Sunday June 20, 2021

Indigenous ways of knowing; Black Radical thought; Surrealism; Afrofuturism; Zen Buddhism. All have been guides: blueprints for counter-education for those who wish to be healed of imperial imposition. All provide maps of states other than the dominant capitalist-realist one. Hermann Hesse describes one such line of flight in his short novel The Journey to the East, a book first published in German in 1932, unavailable in English until 1956. Timothy Leary’s League for Spiritual Discovery takes after the League in Hesse’s novel. It, too, is but a part of a “procession of believers and disciples” moving “always and incessantly…towards the East, towards the Home of Light” (Hesse 12-13). Two of Leary’s psychedelic utopias, in other words, take their names from books by Hesse: both the League for Spiritual Discovery and its immediate precursor, the Castalia Foundation.

Saturday June 19, 2021

Excerpts from several of Hermann Hesse’s novels and short stories appear as paratext to a chapter on Arthur Koestler in Timothy Leary’s experimental 1968 memoir High Priest. ‘Tis the story of Koestler’s acid trip.
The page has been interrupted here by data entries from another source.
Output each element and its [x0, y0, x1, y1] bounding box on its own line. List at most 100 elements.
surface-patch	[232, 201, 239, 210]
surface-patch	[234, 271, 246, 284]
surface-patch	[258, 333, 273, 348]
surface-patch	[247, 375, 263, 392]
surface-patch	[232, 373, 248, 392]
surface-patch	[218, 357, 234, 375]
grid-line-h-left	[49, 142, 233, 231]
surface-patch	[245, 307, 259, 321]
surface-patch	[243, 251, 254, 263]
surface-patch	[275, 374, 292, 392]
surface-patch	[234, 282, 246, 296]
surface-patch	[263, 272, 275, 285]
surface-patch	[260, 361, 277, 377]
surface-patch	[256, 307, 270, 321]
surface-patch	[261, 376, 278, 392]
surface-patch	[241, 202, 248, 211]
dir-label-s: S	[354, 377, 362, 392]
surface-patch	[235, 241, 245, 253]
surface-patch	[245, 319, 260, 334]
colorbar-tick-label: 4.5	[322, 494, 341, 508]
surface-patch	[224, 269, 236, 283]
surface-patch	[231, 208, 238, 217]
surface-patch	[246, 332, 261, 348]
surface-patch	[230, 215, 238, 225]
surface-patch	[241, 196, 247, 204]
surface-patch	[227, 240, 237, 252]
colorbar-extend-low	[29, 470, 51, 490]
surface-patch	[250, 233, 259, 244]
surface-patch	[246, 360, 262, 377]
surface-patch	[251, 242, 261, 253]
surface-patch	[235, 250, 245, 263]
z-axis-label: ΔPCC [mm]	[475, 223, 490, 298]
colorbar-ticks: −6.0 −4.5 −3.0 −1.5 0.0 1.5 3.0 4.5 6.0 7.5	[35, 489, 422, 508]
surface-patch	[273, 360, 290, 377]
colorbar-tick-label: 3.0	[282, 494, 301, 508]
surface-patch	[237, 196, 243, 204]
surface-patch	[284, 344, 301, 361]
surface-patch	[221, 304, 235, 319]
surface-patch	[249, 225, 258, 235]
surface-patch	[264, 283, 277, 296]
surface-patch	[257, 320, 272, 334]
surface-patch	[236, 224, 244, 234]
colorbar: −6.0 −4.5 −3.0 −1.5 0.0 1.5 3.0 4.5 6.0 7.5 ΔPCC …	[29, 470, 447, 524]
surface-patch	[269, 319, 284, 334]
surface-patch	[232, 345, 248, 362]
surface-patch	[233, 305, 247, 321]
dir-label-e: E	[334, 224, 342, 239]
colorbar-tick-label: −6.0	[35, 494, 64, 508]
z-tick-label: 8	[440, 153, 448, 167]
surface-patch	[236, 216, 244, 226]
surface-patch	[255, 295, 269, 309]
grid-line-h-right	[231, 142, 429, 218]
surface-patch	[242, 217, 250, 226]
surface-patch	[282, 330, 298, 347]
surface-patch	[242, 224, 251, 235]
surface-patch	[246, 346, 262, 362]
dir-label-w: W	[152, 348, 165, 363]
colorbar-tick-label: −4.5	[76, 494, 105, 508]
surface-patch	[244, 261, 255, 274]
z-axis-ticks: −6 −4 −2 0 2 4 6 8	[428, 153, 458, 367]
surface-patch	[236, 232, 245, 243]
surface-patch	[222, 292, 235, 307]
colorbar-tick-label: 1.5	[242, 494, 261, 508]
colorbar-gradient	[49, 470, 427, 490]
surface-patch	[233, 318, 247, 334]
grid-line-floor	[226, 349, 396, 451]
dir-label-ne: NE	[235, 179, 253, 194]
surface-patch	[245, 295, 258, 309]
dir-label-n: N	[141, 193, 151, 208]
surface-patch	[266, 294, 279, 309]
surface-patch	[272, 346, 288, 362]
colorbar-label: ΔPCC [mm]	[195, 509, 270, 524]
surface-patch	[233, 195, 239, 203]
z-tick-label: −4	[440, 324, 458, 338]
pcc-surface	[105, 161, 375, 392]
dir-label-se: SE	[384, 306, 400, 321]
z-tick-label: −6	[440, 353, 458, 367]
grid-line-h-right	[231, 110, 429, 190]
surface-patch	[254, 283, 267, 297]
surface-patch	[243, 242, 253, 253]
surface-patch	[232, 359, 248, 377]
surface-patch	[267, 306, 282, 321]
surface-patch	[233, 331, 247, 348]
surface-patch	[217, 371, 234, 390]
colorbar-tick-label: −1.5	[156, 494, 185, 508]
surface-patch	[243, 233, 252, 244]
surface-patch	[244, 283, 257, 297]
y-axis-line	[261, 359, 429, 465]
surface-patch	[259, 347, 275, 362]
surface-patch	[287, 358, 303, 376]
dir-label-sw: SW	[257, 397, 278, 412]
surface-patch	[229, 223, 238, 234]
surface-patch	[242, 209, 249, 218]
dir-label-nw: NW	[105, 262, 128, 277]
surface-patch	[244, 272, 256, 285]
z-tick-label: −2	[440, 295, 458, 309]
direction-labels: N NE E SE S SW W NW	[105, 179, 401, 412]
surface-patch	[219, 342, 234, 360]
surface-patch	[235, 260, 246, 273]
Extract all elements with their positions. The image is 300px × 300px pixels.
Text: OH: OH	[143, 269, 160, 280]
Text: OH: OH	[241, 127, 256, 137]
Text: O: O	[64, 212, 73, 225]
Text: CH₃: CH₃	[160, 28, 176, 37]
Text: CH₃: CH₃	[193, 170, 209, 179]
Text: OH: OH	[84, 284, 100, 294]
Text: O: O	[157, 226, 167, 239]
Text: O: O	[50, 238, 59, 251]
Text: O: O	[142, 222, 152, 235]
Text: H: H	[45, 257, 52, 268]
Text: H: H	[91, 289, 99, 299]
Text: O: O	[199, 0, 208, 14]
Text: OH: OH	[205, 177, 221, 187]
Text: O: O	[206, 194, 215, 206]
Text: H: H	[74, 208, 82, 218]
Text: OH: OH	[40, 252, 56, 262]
Koestler had written a book about the East called The Lotus and the Robot. Koestler claims in disdainful orientalist fashion that the East, especially India and Japan, suffer from a sort of “spiritual malady.” Alongside the acid trip, Leary’s book also includes accounts of Koestler’s two mushroom experiences. Leary invited Koestler to participate as a test subject in the Harvard Psilocybin Project knowing full well of Koestler’s disdain for mysticism. The Hesse paratext supplements all of this, as Hesse had already portrayed Koestler in the manner of a roman-à-clef as a character named Frederick in Hesse’s short story “Within and Without.” Frederick is a stubborn, miserly rationalist, angered by the slightest hints of mysticism and superstition. So, too, with Koestler. He returns from India proud to be a European (as quoted in High Priest, p. 139). This is the same Koestler whose “confession” appeared in the 1949 anticommunist tract The God That Failed. “If these are the good old days,” wonders the author as he ponders this history, “then why am I so lonely? Why this ceaseless longing to grow through contact with others?”

Thursday June 17, 2021

My readings lead as all roads lead: to Castalia, the “elite institution devoted wholly to the mind and the imagination.” Castalia, Castalia, where “scholar-players” play the Glass Bead Game. Castalia, Castalia, the invention at the heart of Hermann Hesse’s final novel Magister Ludi. Hesse published the book in German under the title Das Glasperlenspiel. It appeared in Switzerland in 1943. The aim of the Glass Bead Game, as Hesse imagines it, is “the unio mystica of all separate members of the Universitas Litterarum.” Castalia, Castalia, Parnassian spring sacred to the Muses. Castalia, Castalia, remade as foundation by Leary and Alpert prior to their renaming it the League for Spiritual Discovery in 1966. Before Castalia they called themselves the International Federation for Internal Freedom. Castalia was the name they adopted in 1963 as they arrived to the Hitchcock Estate in Millbrook, NY. Some group of tricksters relaunched the Foundation in 2020 with repulsive rightwing content antithetical to the earlier foundation’s spirit and intent.